Des exemples nombreux viennent de France. Les gens de l’extrême droite et de droite y sont des plus grossiers. En Belgique, l’extrême droite se cantonnant en Flandre, nous avons droit à des traductions soft. .
– « J'aurai une mission de 'casse-couilles' démocratique ". Gilbert Collard à la suite de son élection à la députation dans la 2e circonscription du Gard.
– « Casse toi pauv' con » l'insulte dont on se souvient le plus, au salon de l'agriculture en 2008, de Nicolas Sarkozy.
– Anne-Marie Camparini, est une belle « salope » pour Patrick Devedjian. La scène est filmée et diffusée sur la chaîne lyonnaise TLM.
Daniel Cohn Bendit : « Georges Marchais était une ordure », lors de l'émission " Droit d'inventaire " présentée par Marie Drucker et consacrée à Mai 68.
Avant ce n’était pas mieux. Clémenceau à propos de Jaurès : " Voilà ce que c'était, Jaurès... Un dangereux imbécile. Je le répète, son assassinat fut une chance pour la France. "
Ségolène Royal « Nadine Morano, c’est la Madame sans-gêne de l’opposition ».
Trump a le record de la goujaterie. Dans un meeting, il s’est mis à singer l’infirmité visible d’un journaliste, encouragé par les rires de l’assistance.
En politique comme dans la vie quotidienne, la grossièreté produit l’effet inverse. Quand les membres d’un parti politique crient « liquidez ce type », nous sommes face à quelque chose qui s’approche de la déclaration de guerre.
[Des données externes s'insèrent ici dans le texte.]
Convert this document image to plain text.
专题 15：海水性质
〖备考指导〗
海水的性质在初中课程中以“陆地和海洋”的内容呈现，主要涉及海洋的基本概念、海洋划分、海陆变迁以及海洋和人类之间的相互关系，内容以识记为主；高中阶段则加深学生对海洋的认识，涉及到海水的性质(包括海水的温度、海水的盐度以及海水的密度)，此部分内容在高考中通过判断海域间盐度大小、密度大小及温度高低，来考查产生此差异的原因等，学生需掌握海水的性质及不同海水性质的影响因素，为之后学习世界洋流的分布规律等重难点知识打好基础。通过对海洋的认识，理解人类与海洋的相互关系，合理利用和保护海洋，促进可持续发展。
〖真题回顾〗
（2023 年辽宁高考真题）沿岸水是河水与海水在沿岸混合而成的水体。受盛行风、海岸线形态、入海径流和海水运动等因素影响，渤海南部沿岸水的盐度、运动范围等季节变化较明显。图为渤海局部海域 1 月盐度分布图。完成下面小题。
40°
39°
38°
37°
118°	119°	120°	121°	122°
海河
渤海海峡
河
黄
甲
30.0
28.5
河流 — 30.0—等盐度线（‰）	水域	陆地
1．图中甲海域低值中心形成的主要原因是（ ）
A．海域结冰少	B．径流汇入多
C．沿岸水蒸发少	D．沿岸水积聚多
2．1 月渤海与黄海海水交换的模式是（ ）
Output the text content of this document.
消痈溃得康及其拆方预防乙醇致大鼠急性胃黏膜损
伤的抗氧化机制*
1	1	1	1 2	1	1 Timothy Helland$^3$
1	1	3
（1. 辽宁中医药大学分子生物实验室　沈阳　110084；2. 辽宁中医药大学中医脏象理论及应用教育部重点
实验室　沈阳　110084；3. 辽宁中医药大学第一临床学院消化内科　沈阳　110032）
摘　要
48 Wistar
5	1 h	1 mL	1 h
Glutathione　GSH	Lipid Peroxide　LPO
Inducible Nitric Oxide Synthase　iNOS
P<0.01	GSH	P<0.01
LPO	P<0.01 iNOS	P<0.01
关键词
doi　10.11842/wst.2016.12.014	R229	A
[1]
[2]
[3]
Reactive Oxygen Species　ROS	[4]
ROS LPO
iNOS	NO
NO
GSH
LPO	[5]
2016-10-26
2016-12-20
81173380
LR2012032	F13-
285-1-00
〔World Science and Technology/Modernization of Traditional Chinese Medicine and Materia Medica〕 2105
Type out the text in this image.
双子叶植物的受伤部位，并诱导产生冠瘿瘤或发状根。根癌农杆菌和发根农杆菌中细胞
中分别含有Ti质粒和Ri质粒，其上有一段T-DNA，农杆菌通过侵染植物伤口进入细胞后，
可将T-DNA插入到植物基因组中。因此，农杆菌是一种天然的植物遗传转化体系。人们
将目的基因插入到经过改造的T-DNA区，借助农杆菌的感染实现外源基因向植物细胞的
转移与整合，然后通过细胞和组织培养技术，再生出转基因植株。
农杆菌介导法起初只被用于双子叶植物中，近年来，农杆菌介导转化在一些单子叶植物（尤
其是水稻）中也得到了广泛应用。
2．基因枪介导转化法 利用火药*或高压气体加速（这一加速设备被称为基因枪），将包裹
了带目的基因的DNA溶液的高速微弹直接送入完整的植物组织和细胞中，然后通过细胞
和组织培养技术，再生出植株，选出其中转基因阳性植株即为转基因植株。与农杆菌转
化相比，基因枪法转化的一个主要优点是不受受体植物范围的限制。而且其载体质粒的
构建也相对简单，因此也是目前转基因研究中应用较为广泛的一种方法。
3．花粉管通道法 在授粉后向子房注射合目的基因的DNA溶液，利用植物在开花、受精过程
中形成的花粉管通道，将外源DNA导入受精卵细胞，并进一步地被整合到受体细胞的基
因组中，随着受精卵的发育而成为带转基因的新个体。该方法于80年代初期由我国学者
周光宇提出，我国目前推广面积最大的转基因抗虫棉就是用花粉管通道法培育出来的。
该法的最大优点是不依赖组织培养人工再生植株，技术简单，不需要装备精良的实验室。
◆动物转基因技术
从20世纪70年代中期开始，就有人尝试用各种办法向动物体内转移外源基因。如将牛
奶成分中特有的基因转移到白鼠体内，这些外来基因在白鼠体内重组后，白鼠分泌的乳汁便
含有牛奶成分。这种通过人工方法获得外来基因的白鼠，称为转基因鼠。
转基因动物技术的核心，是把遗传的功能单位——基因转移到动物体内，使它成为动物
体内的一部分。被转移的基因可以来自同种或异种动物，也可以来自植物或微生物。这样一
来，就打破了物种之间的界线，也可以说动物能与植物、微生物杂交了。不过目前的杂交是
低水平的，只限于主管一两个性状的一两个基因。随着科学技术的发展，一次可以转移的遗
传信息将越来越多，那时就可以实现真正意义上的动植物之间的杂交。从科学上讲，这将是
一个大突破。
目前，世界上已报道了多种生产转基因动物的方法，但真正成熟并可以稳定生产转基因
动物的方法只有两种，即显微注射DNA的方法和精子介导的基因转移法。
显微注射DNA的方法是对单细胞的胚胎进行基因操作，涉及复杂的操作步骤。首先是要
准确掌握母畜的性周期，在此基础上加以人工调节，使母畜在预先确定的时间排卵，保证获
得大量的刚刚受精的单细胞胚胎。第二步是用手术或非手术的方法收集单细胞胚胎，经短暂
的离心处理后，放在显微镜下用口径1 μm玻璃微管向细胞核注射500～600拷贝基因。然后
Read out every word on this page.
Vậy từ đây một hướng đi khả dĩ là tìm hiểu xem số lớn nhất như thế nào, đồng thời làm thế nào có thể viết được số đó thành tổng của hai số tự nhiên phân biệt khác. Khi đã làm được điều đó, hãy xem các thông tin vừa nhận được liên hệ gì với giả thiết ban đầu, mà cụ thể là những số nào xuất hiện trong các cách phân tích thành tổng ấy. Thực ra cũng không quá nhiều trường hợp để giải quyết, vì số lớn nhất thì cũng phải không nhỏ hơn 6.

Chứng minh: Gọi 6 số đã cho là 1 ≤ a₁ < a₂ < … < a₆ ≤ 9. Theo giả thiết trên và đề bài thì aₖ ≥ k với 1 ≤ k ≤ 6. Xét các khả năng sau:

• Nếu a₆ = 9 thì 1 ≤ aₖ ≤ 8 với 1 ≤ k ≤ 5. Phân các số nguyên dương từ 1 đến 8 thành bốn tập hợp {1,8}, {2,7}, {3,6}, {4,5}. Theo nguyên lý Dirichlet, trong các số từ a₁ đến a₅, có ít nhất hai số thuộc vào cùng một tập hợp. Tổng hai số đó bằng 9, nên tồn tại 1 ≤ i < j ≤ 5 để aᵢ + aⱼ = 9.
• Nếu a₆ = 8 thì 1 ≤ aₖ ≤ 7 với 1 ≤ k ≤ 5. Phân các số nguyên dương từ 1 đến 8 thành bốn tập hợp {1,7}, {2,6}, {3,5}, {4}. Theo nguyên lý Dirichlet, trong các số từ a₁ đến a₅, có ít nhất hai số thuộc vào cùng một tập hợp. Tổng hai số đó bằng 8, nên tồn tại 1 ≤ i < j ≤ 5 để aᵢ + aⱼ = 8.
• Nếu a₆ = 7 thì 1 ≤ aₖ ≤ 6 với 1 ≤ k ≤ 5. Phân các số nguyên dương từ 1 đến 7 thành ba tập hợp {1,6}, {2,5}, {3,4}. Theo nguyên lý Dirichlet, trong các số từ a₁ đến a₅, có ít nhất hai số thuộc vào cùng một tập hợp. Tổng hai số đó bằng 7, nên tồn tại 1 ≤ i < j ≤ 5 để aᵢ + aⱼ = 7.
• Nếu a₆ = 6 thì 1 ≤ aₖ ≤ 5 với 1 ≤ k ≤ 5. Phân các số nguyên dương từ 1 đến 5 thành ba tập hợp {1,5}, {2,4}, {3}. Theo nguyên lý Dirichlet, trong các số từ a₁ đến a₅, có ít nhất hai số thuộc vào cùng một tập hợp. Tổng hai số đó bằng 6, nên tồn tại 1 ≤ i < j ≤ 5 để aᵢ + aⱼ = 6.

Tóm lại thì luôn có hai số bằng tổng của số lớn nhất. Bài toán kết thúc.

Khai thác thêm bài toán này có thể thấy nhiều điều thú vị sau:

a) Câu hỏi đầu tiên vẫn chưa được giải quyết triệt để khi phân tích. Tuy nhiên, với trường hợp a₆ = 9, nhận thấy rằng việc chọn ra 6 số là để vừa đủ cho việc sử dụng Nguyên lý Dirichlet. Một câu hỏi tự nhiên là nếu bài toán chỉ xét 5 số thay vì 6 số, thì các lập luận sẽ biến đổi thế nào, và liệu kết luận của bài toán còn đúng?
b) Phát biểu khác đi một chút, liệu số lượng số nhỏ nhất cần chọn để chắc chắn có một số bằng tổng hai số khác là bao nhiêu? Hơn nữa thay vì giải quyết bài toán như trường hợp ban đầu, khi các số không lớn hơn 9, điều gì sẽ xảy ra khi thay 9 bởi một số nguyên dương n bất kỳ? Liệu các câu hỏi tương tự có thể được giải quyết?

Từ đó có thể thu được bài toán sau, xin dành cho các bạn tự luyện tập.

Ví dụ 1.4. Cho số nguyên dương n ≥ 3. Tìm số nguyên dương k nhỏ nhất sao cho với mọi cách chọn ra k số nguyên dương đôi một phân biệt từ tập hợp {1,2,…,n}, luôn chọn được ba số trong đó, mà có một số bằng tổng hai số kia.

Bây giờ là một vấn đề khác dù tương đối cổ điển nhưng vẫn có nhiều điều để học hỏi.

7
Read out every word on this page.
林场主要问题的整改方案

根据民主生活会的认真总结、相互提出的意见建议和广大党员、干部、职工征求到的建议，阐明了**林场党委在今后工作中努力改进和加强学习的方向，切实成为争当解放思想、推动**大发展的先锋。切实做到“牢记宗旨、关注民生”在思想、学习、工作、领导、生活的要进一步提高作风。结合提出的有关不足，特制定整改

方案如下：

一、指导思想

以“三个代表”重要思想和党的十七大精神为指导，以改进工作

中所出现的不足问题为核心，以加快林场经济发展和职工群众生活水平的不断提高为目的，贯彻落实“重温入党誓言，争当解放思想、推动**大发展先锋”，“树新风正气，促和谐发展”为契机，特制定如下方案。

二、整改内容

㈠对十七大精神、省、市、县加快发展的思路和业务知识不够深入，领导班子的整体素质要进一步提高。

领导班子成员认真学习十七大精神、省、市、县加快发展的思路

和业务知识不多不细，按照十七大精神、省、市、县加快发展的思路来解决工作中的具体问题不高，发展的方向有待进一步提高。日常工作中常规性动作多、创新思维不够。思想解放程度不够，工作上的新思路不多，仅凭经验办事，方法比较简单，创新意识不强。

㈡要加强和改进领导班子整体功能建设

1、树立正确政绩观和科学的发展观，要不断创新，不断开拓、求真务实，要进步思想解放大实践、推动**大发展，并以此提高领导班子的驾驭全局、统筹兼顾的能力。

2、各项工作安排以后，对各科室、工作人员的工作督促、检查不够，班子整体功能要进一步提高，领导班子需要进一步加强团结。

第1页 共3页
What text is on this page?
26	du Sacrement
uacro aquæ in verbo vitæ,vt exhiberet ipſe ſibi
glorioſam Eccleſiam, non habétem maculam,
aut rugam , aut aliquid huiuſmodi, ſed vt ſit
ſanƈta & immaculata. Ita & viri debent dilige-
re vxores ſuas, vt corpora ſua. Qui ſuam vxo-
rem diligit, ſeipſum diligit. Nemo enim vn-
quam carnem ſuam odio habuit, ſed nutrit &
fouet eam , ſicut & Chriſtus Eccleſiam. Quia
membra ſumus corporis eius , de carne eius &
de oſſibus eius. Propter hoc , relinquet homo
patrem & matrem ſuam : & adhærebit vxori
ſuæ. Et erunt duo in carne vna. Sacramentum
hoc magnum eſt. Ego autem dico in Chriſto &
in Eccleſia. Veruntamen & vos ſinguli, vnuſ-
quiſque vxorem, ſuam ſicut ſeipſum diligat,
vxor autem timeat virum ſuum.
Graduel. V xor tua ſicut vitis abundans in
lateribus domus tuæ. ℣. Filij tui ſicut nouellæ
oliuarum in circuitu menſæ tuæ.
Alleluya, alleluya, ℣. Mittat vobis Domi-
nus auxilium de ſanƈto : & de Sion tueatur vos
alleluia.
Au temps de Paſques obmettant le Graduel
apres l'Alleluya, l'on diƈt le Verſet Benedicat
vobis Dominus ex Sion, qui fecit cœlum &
Un président qui qualifie à plusieurs reprises l’opposition «d’Ennemi du peuple» et qui règle ses comptes en «Fake News», un autre qui mobilise sa police pour éborgner et tuer des manifestants et qui délègue son ministre de l’intérieur, aux infos du soir pour dire que des voyous menacent la République, n’est-ce pas aussi des coups portés à la démocratie ?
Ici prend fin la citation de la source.